Wednesday, February 14, 2018

Ash Wednesday

"O Lord, open my lips, and my mouth shall proclaim your praise." It sounds like a simple request, but in truth it is my great and constant struggle. Plentiful are the words rattling around inside my brain. So few escape my lips, however. What is it that keeps my mouth closed: fear or righteousness?

"O Lord, open my lips, and my mouth shall proclaim your praise." We live in a target rich environment for a prophet. I feel such a tremendous urgency to speak out on behalf of my brothers and sisters. But does this pressure arise from my having words they need to hear, or am I more worried about missing out on my fifteen minutes of fame? Whose kingdom do my words seek to serve and praise?

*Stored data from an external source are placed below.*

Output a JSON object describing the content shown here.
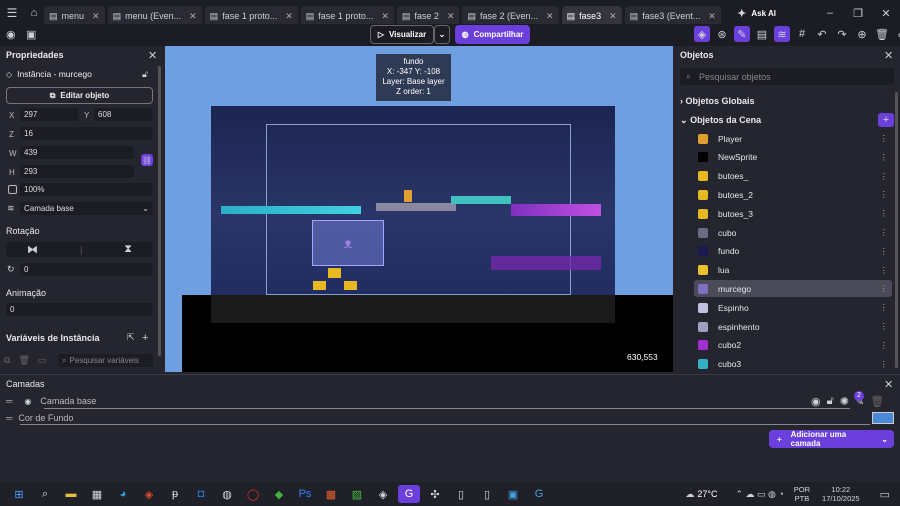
{
  "tabs": [
    {
      "label": "menu"
    },
    {
      "label": "menu (Even..."
    },
    {
      "label": "fase 1 proto..."
    },
    {
      "label": "fase 1 proto..."
    },
    {
      "label": "fase 2"
    },
    {
      "label": "fase 2 (Even..."
    },
    {
      "label": "fase3",
      "active": true
    },
    {
      "label": "fase3 (Event..."
    }
  ],
  "toolbar": {
    "preview_label": "Visualizar",
    "share_label": "Compartilhar",
    "ask_ai_label": "Ask AI"
  },
  "properties": {
    "title": "Propriedades",
    "instance_label": "Instância - murcego",
    "edit_object_label": "Editar objeto",
    "x_label": "X",
    "x": "297",
    "y_label": "Y",
    "y": "608",
    "z_label": "Z",
    "z": "16",
    "w_label": "W",
    "w": "439",
    "h_label": "H",
    "h": "293",
    "opacity": "100%",
    "layer": "Camada base",
    "rotation_label": "Rotação",
    "rotation": "0",
    "animation_label": "Animação",
    "animation": "0",
    "variables_label": "Variáveis de Instância",
    "search_vars_placeholder": "Pesquisar variáveis"
  },
  "canvas": {
    "tooltip": {
      "name": "fundo",
      "coords": "X: -347  Y: -108",
      "layer": "Layer: Base layer",
      "zorder": "Z order: 1"
    },
    "cursor_coords": "630,553"
  },
  "objects": {
    "title": "Objetos",
    "search_placeholder": "Pesquisar objetos",
    "global_label": "Objetos Globais",
    "scene_label": "Objetos da Cena",
    "items": [
      {
        "name": "Player",
        "color": "#e0a030"
      },
      {
        "name": "NewSprite",
        "color": "#000000"
      },
      {
        "name": "butoes_",
        "color": "#e8b820"
      },
      {
        "name": "butoes_2",
        "color": "#e8b820"
      },
      {
        "name": "butoes_3",
        "color": "#e8b820"
      },
      {
        "name": "cubo",
        "color": "#6a6a80"
      },
      {
        "name": "fundo",
        "color": "#1a1a50"
      },
      {
        "name": "lua",
        "color": "#e8c030"
      },
      {
        "name": "murcego",
        "color": "#8070c0",
        "selected": true
      },
      {
        "name": "Espinho",
        "color": "#c0c0e0"
      },
      {
        "name": "espinhento",
        "color": "#a0a0c0"
      },
      {
        "name": "cubo2",
        "color": "#a030d0"
      },
      {
        "name": "cubo3",
        "color": "#30b0c0"
      }
    ]
  },
  "layers": {
    "title": "Camadas",
    "items": [
      {
        "name": "Camada base"
      },
      {
        "name": "Cor de Fundo"
      }
    ],
    "badge": "2",
    "add_layer_label": "Adicionar uma camada",
    "bg_color": "#4a88d8"
  },
  "taskbar": {
    "weather": "27°C",
    "lang1": "POR",
    "lang2": "PTB",
    "time": "10:22",
    "date": "17/10/2025"
  }
}
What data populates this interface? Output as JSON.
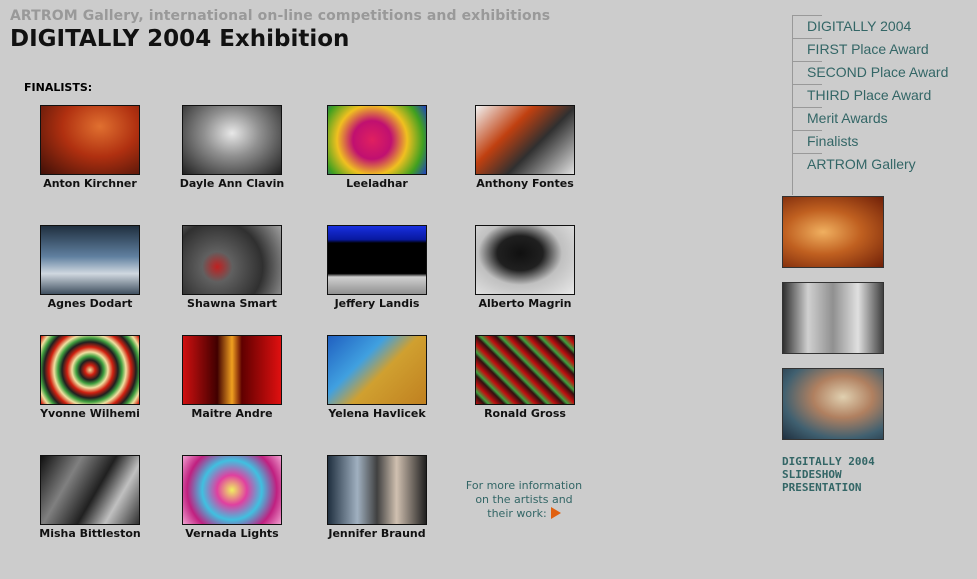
{
  "header": {
    "subtitle": "ARTROM Gallery, international on-line competitions and exhibitions",
    "title": "DIGITALLY 2004 Exhibition"
  },
  "finalists_label": "FINALISTS:",
  "finalists": [
    {
      "name": "Anton Kirchner"
    },
    {
      "name": "Dayle Ann Clavin"
    },
    {
      "name": "Leeladhar"
    },
    {
      "name": "Anthony Fontes"
    },
    {
      "name": "Agnes Dodart"
    },
    {
      "name": "Shawna Smart"
    },
    {
      "name": "Jeffery Landis"
    },
    {
      "name": "Alberto Magrin"
    },
    {
      "name": "Yvonne Wilhemi"
    },
    {
      "name": "Maitre Andre"
    },
    {
      "name": "Yelena Havlicek"
    },
    {
      "name": "Ronald Gross"
    },
    {
      "name": "Misha Bittleston"
    },
    {
      "name": "Vernada Lights"
    },
    {
      "name": "Jennifer Braund"
    }
  ],
  "more_info": {
    "line1": "For more information",
    "line2": "on the artists and",
    "line3": "their work:"
  },
  "nav": {
    "items": [
      {
        "label": "DIGITALLY 2004"
      },
      {
        "label": "FIRST Place Award"
      },
      {
        "label": "SECOND Place Award"
      },
      {
        "label": "THIRD Place Award"
      },
      {
        "label": "Merit Awards"
      },
      {
        "label": "Finalists"
      },
      {
        "label": "ARTROM Gallery"
      }
    ]
  },
  "slideshow": {
    "line1": "DIGITALLY 2004",
    "line2": "SLIDESHOW",
    "line3": "PRESENTATION"
  },
  "colors": {
    "background": "#cccccc",
    "link": "#336666",
    "subtitle": "#999999",
    "arrow": "#e06010"
  }
}
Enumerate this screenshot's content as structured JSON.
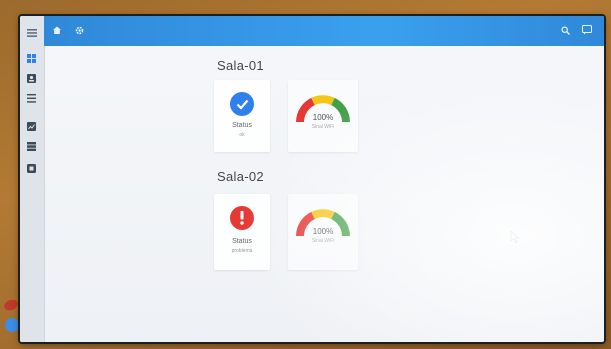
{
  "sidebar": {
    "items": [
      {
        "icon": "menu-icon"
      },
      {
        "icon": "dashboard-icon"
      },
      {
        "icon": "user-icon"
      },
      {
        "icon": "list-icon"
      },
      {
        "icon": "chart-icon"
      },
      {
        "icon": "storage-icon"
      },
      {
        "icon": "device-icon"
      }
    ]
  },
  "topbar": {
    "left_icons": [
      "home-icon",
      "settings-icon"
    ],
    "right_icons": [
      "search-icon",
      "chat-icon"
    ],
    "color": "#3396e4"
  },
  "rooms": [
    {
      "title": "Sala-01",
      "status": {
        "label": "Status",
        "value": "ok",
        "state": "ok",
        "color": "#2f80ed"
      },
      "gauge": {
        "value_text": "100%",
        "label": "Sinal WiFi",
        "level": 1.0
      }
    },
    {
      "title": "Sala-02",
      "status": {
        "label": "Status",
        "value": "problema",
        "state": "error",
        "color": "#e53935"
      },
      "gauge": {
        "value_text": "100%",
        "label": "Sinal WiFi",
        "level": 1.0
      }
    }
  ],
  "colors": {
    "gauge_low": "#e53935",
    "gauge_mid": "#f5c518",
    "gauge_high": "#43a047"
  }
}
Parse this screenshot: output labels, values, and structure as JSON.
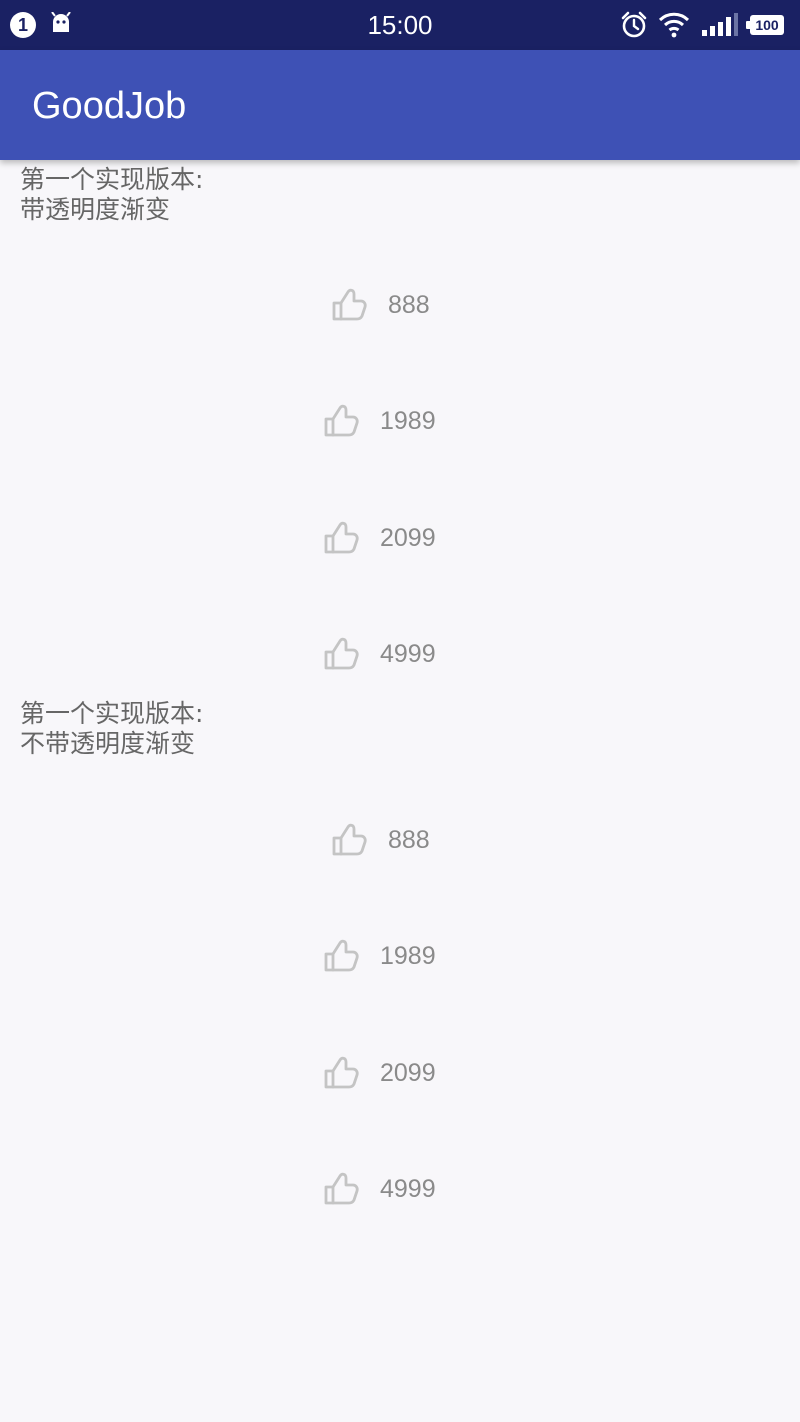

"O Lord, open my lips, and my mouth shall proclaim your praise." Why do you delight in saying no to me? Start a new religion? No. Reform an old religion? No. Sell some books? No. Do one little miracle, just one to get some attention? NO! What is the point of opening my lips? No one cares to listen. Am I meant to babble into the void, leaving a trail of words for someone not yet born to follow?

"O Lord, open my lips, and my mouth shall proclaim your praise." Am I crazy to delight in a "yes" to that last question? I remain on Twitter mostly for the photos taken by the residents of the International Space Station. They remind me of the difference between the great and the trivial; and that my Parent plays a very, very long game. I am a fool taking his at-bat. Let Them worry about the score.

"O Lord, open my lips, and my mouth shall proclaim your praise." This shall be my mantra for these next forty days. I do not expect them to be anything other than the great and constant struggle of the many preceding ones. But I do pray that they bring a renewed love for my wonderful cross.

"O Lord, open my lips, and my mouth shall proclaim your praise."



On a side note, today is also Valentine's Day. And so I dedicate this post to my wife. It is my meager attempt at expressing some of the internal dialogue that I have such a hard time sharing, to our great frustration. Thank you for your patience with my very strange calling. I love you!